The answer is to stop treating any of them like criminals.

Decriminalizing or legalizing possession of hard drugs is not a
decision to be taken lightly. We're not talking about marijuana, a
substance that should be legalized because it does little harm to
anyone. But it's explicitly because of the harm it currently does
users that we need to reform our approach to heroin.

Study after study tells us that we can't force junkies to clean up;
they have to be willing and able to do so themselves. In those cases,
the best we can do is harm reduction. And that means pulling them out
from underground - from flophouses with dirty shared needles, and
back alleys where there's no one to help them when they overdose --
and into places like Insite.

The numbers from that one facility alone suggest it has already saved
its share of lives. While too early to know just how many AIDS/HIV
infections it's prevented, an RCMP report found that it's helped
addicts learn how to inject themselves more safely and to prevent
overdoses. For those who have overdoses while at the facility - 453
of them over a two-year period in which it averaged 607 visits daily
- Insite has had the wherewithal to ensure that not a single one of
them died. And the New England Journal of Medicine has reported that
users who go there are more likely to go into rehab -- analysis born
out by the 4,083 referrals handed out by Insite over that same
two-year period, 40% of which were for addiction counselling.
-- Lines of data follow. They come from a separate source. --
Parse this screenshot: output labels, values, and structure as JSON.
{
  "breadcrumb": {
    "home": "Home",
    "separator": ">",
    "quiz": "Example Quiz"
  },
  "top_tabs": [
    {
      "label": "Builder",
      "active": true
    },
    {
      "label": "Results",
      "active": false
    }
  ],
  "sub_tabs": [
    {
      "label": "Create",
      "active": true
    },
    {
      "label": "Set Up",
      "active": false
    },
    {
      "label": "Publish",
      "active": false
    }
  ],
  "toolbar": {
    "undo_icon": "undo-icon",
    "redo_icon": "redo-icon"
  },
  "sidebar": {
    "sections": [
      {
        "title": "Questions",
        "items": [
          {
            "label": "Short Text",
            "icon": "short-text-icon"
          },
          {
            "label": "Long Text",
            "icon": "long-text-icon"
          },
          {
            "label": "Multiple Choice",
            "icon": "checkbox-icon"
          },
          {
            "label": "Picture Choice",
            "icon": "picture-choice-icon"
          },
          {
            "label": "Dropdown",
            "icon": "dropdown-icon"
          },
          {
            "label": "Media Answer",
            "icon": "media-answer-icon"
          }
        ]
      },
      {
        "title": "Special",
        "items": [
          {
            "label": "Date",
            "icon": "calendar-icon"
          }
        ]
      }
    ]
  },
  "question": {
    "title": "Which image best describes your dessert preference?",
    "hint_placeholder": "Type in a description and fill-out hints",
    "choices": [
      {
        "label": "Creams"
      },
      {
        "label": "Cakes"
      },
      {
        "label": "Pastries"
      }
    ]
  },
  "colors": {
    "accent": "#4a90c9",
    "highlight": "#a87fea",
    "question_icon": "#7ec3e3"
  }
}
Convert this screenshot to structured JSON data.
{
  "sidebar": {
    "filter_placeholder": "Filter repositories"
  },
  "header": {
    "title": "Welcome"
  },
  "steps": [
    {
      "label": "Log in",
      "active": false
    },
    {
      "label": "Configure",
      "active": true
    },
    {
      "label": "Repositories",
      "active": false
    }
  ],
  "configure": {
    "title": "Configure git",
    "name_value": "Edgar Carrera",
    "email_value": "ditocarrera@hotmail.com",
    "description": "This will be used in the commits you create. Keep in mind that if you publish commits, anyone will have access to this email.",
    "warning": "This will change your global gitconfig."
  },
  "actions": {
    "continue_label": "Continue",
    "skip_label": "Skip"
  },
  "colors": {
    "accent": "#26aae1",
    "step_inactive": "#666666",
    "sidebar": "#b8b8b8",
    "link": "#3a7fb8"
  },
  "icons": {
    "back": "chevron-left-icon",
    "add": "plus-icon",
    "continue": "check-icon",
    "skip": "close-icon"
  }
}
If every city had its own version of Insite -- or ideally, several
versions of Insite -- fewer Canadians would be killing themselves
with drugs. It's that simple. But those services shouldn't be
provided by government in a vacuum, while anyone else who tries to
help gets busted. If there's to be an expansion, the work should be
done mostly by the independent not-for-profits that already provide
other social services.

None of this need get in the way of fighting the drug trade -- going
after dealers and the networks that supply them. If anything, it
could free up resources to go after them more effectively. But it's
time to start treating their customers more as victims than perpetrators.

Yes, addicts are more likely to commit crimes - stealing to pay for
their drugs, or behaving anti-socially once they've taken them --
than the rest of us. But that means cracking down on them once
they've committed those offences, not because they might do so at
some point. In the meanwhile, we should be helping them deal with
their sickness rather than arresting them for it.